Exhibit: Saving the Past
In May 2003, American troops entered Saddam Hussein’s intelligence headquarters and found a treasure—more than 2,700 Jewish books and thousands of documents dating from the mid-1500s to the 1970s. Shipped to the National Archives in Washington, D.C., for preservation and digitization, the discovery became known as the Iraqi Jewish Archive.
Twenty-four objects from the archive are showcased in the exhibit “Discovery and Recovery: Preserving Iraqi Jewish Heritage.” The objects, currently on display at New York’s Museum of Jewish Heritage–A Living Memorial to the Holocaust through May 18, reflect the rich 2,600-year history of Jews in Iraq.
Included are a minaret-shaped metal Torah case and Torah fragment, a 1793 Talmud imported from Vienna, a religious guidebook for women in Judeo-Arabic and a hand-painted Haggada. Also on display are a Hebrew elementary-school primer; school records from the last Jewish educational institution to close in Baghdad, in 1973; and photos of life-cycle events. Study texts for Shavuot recall anti-Jewish riots that broke out during that holiday and later persecutions. These led to the mass exodus of Iraqi Jews, primarily to Israel.
The exhibit opens with photos of Army troops wading through the four feet of water in which the artifacts were submerged and a few of the metal trunks that carried them to the National Archives.
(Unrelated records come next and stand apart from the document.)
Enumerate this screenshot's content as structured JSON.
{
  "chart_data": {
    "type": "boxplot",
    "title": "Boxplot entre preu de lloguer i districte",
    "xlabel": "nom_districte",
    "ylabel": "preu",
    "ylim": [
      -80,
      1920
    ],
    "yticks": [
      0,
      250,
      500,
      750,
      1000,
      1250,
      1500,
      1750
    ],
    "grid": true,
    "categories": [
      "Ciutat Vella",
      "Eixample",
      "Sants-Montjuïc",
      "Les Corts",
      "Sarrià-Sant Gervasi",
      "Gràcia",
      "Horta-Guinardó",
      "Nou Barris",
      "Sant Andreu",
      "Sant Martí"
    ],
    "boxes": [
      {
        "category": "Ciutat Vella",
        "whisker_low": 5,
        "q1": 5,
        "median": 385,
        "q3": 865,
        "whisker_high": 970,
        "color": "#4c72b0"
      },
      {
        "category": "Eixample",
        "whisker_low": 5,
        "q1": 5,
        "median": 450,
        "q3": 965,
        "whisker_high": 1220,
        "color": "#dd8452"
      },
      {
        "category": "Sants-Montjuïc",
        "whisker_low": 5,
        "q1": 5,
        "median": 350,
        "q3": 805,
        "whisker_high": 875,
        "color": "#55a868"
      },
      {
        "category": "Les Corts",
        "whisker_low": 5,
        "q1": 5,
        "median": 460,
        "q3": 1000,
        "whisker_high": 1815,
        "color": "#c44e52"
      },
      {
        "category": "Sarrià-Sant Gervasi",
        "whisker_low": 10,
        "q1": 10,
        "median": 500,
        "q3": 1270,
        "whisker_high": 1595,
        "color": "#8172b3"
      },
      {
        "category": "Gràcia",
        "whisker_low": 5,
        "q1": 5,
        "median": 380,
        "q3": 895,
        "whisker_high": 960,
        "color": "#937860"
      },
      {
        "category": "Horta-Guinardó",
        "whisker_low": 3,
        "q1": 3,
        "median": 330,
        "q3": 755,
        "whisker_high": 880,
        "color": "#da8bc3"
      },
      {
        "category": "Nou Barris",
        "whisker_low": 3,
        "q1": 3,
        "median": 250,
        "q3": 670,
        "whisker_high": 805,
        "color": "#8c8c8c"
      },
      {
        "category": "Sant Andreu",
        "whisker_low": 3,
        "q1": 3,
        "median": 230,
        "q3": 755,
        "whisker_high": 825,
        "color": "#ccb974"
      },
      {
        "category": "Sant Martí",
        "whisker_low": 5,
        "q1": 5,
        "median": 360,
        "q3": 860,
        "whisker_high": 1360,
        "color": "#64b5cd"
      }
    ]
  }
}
What happens next is controversial. A 2003 agreement mandates turning the archives over to Iraq, but activists object. Gina Bublil-Waldman, president of Jews Indigenous to the Middle East and North Africa (JIMENA), asserted: “The best way for the Iraqi government to show its respect to its exiled Jewish community would be to return the [confiscated] objects.”
While remaining committed to returning the archive, the United States “understands the sensitivities surrounding these items,” said Michael Lavallee, United States State Department spokesperson. “We are open to any discussion the government of Iraq is willing to have on the future disposition.”